With the Vector-R micro-launcher, Vector is positioning itself to provide responsive, dedicated launch to the micro- and nanosat market expected to burgeon in the next few years. Candidate small spacecraft which could benefit from dedicated services or reduced launch costs provided by the technology include commercial entities operating constellations, such Planets (formerly known as Planet Labs) and Google’s Terra Bella (formerly known as Skybox Imaging), as well as numerous other CubeSats and nanosats development efforts funded NSF, the Air Force, ORS and SMDC. Aggregators such as Spaceflight Industries would also benefit of the availability of dedicated, responsive launch for their numerous customers, particularly those targeting specific orbits or mission timelines.

Technology Taxonomy Mapping

  • Conversion
  • Fuels/Propellants
  • Heat Exchange
  • Launch Engine/Booster
  • Spacecraft Main Engine

Save

  • JamesG

    So…. no. Vector doesn’t even really have an engine yet, even after buying Garvy. I’m sure that $125K will buy a lot more press releases.

  • SteveW

    And Vector has promised test launches this year from Spaceport Camden that is still awaiting the release of the Draft EIS. Not only does Vector not have a suitable rocket engine, they haven’t demonstrated a guidance system. It’s likely that the US Navy would veto any launches of test rockets less than 9 miles north of Kings Bay Submarine Base, home of the Atlantic Ballistic Sub Fleet.

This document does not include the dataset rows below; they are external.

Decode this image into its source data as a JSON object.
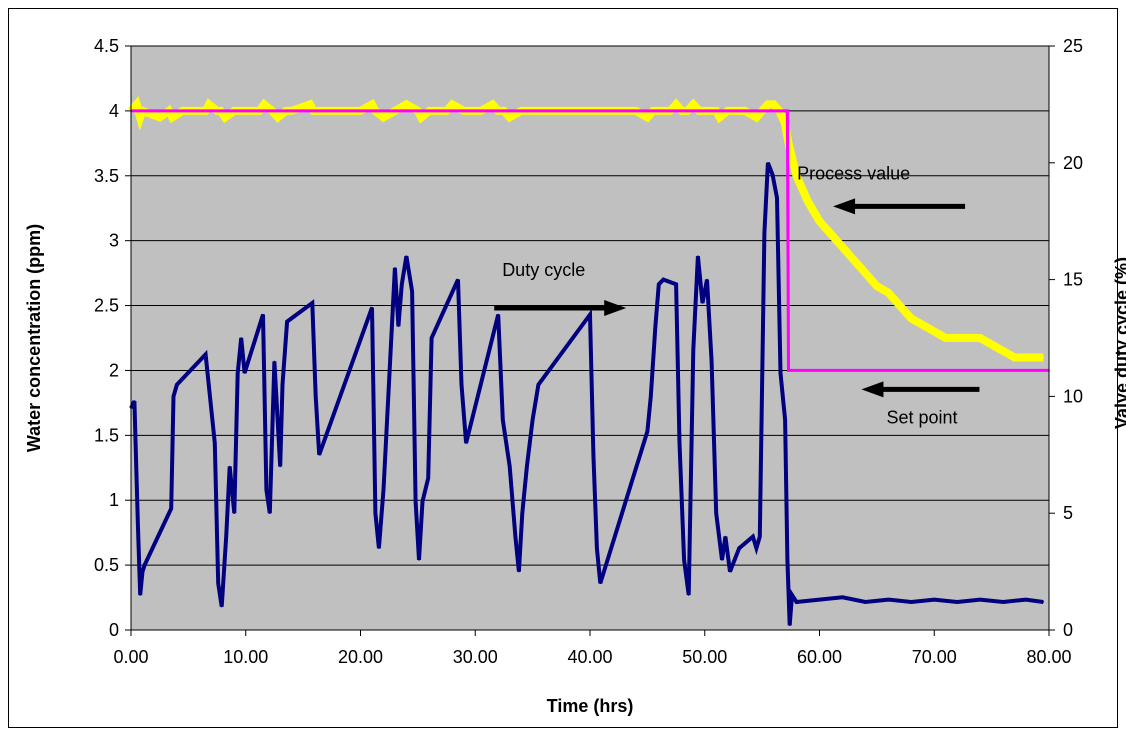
{
  "chart_data": {
    "type": "line",
    "title": "",
    "xlabel": "Time (hrs)",
    "ylabel_left": "Water concentration (ppm)",
    "ylabel_right": "Valve duty cycle (%)",
    "xlim": [
      0,
      80
    ],
    "ylim_left": [
      0,
      4.5
    ],
    "ylim_right": [
      0,
      25
    ],
    "grid": "horizontal",
    "plot_background": "#c0c0c0",
    "x_ticks": [
      "0.00",
      "10.00",
      "20.00",
      "30.00",
      "40.00",
      "50.00",
      "60.00",
      "70.00",
      "80.00"
    ],
    "y_left_ticks": [
      "0",
      "0.5",
      "1",
      "1.5",
      "2",
      "2.5",
      "3",
      "3.5",
      "4",
      "4.5"
    ],
    "y_right_ticks": [
      "0",
      "5",
      "10",
      "15",
      "20",
      "25"
    ],
    "series": [
      {
        "key": "process",
        "axis": "left",
        "color": "#ffff00",
        "x": [
          0,
          0.5,
          0.8,
          1.0,
          2.5,
          3.3,
          3.6,
          4.5,
          6.5,
          6.8,
          7.5,
          7.8,
          8.2,
          9.0,
          9.5,
          10,
          10.5,
          11.2,
          11.6,
          12.3,
          12.8,
          13.5,
          14.0,
          15.6,
          15.9,
          16.4,
          18,
          19,
          20,
          21.0,
          21.3,
          22,
          23,
          24,
          25.0,
          25.3,
          26,
          27.5,
          28,
          29,
          30,
          30.5,
          31.5,
          32,
          32.5,
          33,
          34,
          35,
          36,
          37,
          38,
          39,
          40,
          40.5,
          41,
          42,
          43,
          44,
          45,
          45.5,
          46,
          47,
          47.5,
          48,
          48.5,
          49,
          49.5,
          50,
          51,
          51.3,
          52,
          53,
          53.5,
          54.5,
          55,
          55.5,
          56,
          56.5,
          57,
          57.3,
          58,
          59,
          60,
          61,
          62,
          63,
          64,
          65,
          66,
          67,
          68,
          69,
          70,
          71,
          72,
          73,
          74,
          75,
          76,
          77,
          78,
          79,
          79.5
        ],
        "values": [
          4.0,
          4.05,
          3.95,
          4.0,
          3.95,
          4.0,
          3.95,
          4.0,
          4.0,
          4.05,
          4.0,
          4.0,
          3.95,
          4.0,
          4.0,
          4.0,
          4.0,
          4.0,
          4.05,
          4.0,
          3.95,
          4.0,
          4.0,
          4.05,
          4.0,
          4.0,
          4.0,
          4.0,
          4.0,
          4.05,
          4.0,
          3.95,
          4.0,
          4.05,
          4.0,
          3.95,
          4.0,
          4.0,
          4.05,
          4.0,
          4.0,
          4.0,
          4.05,
          4.0,
          4.0,
          3.95,
          4.0,
          4.0,
          4.0,
          4.0,
          4.0,
          4.0,
          4.0,
          4.0,
          4.0,
          4.0,
          4.0,
          4.0,
          3.95,
          4.0,
          4.0,
          4.0,
          4.05,
          4.0,
          4.0,
          4.05,
          4.0,
          4.0,
          4.0,
          3.95,
          4.0,
          4.0,
          4.0,
          3.95,
          4.0,
          4.05,
          4.05,
          4.0,
          3.9,
          3.75,
          3.5,
          3.3,
          3.15,
          3.05,
          2.95,
          2.85,
          2.75,
          2.65,
          2.6,
          2.5,
          2.4,
          2.35,
          2.3,
          2.25,
          2.25,
          2.25,
          2.25,
          2.2,
          2.15,
          2.1,
          2.1,
          2.1,
          2.1
        ]
      },
      {
        "key": "setpoint",
        "axis": "left",
        "color": "#ff00ff",
        "x": [
          0,
          57.2,
          57.3,
          80
        ],
        "values": [
          4.0,
          4.0,
          2.0,
          2.0
        ]
      },
      {
        "key": "duty",
        "axis": "right",
        "color": "#000080",
        "x": [
          0,
          0.3,
          0.6,
          0.8,
          1.0,
          1.2,
          3.5,
          3.7,
          4.0,
          6.5,
          7.3,
          7.6,
          7.9,
          8.3,
          8.6,
          9.0,
          9.3,
          9.6,
          9.9,
          11.5,
          11.8,
          12.1,
          12.5,
          13.0,
          13.2,
          13.6,
          15.8,
          16.1,
          16.4,
          21.0,
          21.3,
          21.6,
          22.0,
          23.0,
          23.3,
          23.6,
          24.0,
          24.5,
          24.8,
          25.1,
          25.4,
          25.9,
          26.2,
          28.5,
          28.8,
          29.2,
          32.0,
          32.4,
          33.0,
          33.5,
          33.8,
          34.1,
          34.5,
          35.0,
          35.5,
          40.0,
          40.3,
          40.6,
          40.9,
          45.0,
          45.3,
          45.7,
          46.0,
          46.4,
          47.5,
          47.8,
          48.2,
          48.6,
          49.0,
          49.4,
          49.8,
          50.2,
          50.6,
          51.0,
          51.5,
          51.8,
          52.2,
          53.0,
          54.2,
          54.5,
          54.8,
          55.2,
          55.5,
          55.9,
          56.3,
          56.6,
          57.0,
          57.2,
          57.4,
          57.6,
          58,
          60,
          62,
          64,
          66,
          68,
          70,
          72,
          74,
          76,
          78,
          79.5
        ],
        "values": [
          9.5,
          9.8,
          4.5,
          1.5,
          2.5,
          2.8,
          5.2,
          10.0,
          10.5,
          11.8,
          8.0,
          2.0,
          1.0,
          4.0,
          7.0,
          5.0,
          11.0,
          12.5,
          11.0,
          13.5,
          6.0,
          5.0,
          11.5,
          7.0,
          10.5,
          13.2,
          14.0,
          10.0,
          7.5,
          13.8,
          5.0,
          3.5,
          6.0,
          15.5,
          13.0,
          14.8,
          16.0,
          14.5,
          5.5,
          3.0,
          5.5,
          6.5,
          12.5,
          15.0,
          10.5,
          8.0,
          13.5,
          9.0,
          7.0,
          4.0,
          2.5,
          5.0,
          7.0,
          9.0,
          10.5,
          13.5,
          7.5,
          3.5,
          2.0,
          8.5,
          10.0,
          13.0,
          14.8,
          15.0,
          14.8,
          8.0,
          3.0,
          1.5,
          12.0,
          16.0,
          14.0,
          15.0,
          11.5,
          5.0,
          3.0,
          4.0,
          2.5,
          3.5,
          4.0,
          3.5,
          4.0,
          17.0,
          20.0,
          19.5,
          18.5,
          11.0,
          9.0,
          3.0,
          0.2,
          1.5,
          1.2,
          1.3,
          1.4,
          1.2,
          1.3,
          1.2,
          1.3,
          1.2,
          1.3,
          1.2,
          1.3,
          1.2
        ]
      }
    ],
    "annotations": [
      {
        "key": "process",
        "text": "Process value",
        "x": 57.0,
        "y_left": 3.28,
        "arrow": "left"
      },
      {
        "key": "setpoint",
        "text": "Set point",
        "x": 62.0,
        "y_left": 1.7,
        "arrow": "left"
      },
      {
        "key": "duty",
        "text": "Duty cycle",
        "x": 32.0,
        "y_left": 2.62,
        "arrow": "right"
      }
    ]
  }
}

    It’s good that there are companies like Vector striving to find a niche through innovation and invention. And NASA ‘investing’ a small amount in what may be a good concept is reasonable. But it is simply misleading for Vector to hype ‘future’ technologies and capabilities as if they already exist. Vector’s towing of a Vector-R mockup to Kennedy and Camden with qualifier-laden talk about expected launches as if it is almost ready to go is strictly for PR. But folks in Camden County can be mislead into investing in a spaceport that Vector (or ARCA or XCOR or FireFly or Armadillo or ….) is nowhere ready to use for launching satellites to orbit. Winning a $125K grant for research is more like where they really appear to be so congratulations on that and quit the hyperbole.

  • TRL 2?

    Are they saying that we’ve observed a natural phenomenon and there may be applications for it, by they are entirely speculative at this point? Don’t you want to be a little further along than a TWO?

  • Jacob Samorodin

    The increasing clutter of commercial spaceflight projects, not just the comatose ‘space tourism’ efforts, have become (with a few exceptions like SpaceX) increasingly suspect as far as reliability and veracity are concerned. What do many of these projects and efforts have in common?
    1) Secrecy (no one is saying when they will launch for sure; how their hardware tests are going? or what progress have they made building hardware meant to be launched, to soar, or to orbit?). Secrecy and coyness so pervasive from these billionaire-geeks and their people that it probably makes Area-51 staff envious.
    2) Ever-shifting ‘optimistic’ launch or vehicle completion time-frames.
    3) Starry-eyed positive claims of frequent payload launches, lower launch fees, and plenty of customers.
    I don’t have a shovel big enough to move all that s–t that they spout.

  • Kapitalist

    Axiom is a sharp contrast to your new space description, a rare exception. It’s staffed by former ISS managers and Shuttle astronauts and they are not crowdfunded, nor funded by a single eccentric billionaire, and they will not launch tourists. They will build a space station starting with one module attached to the ISS. It is as if they were in an ordinary industry, not this space circus!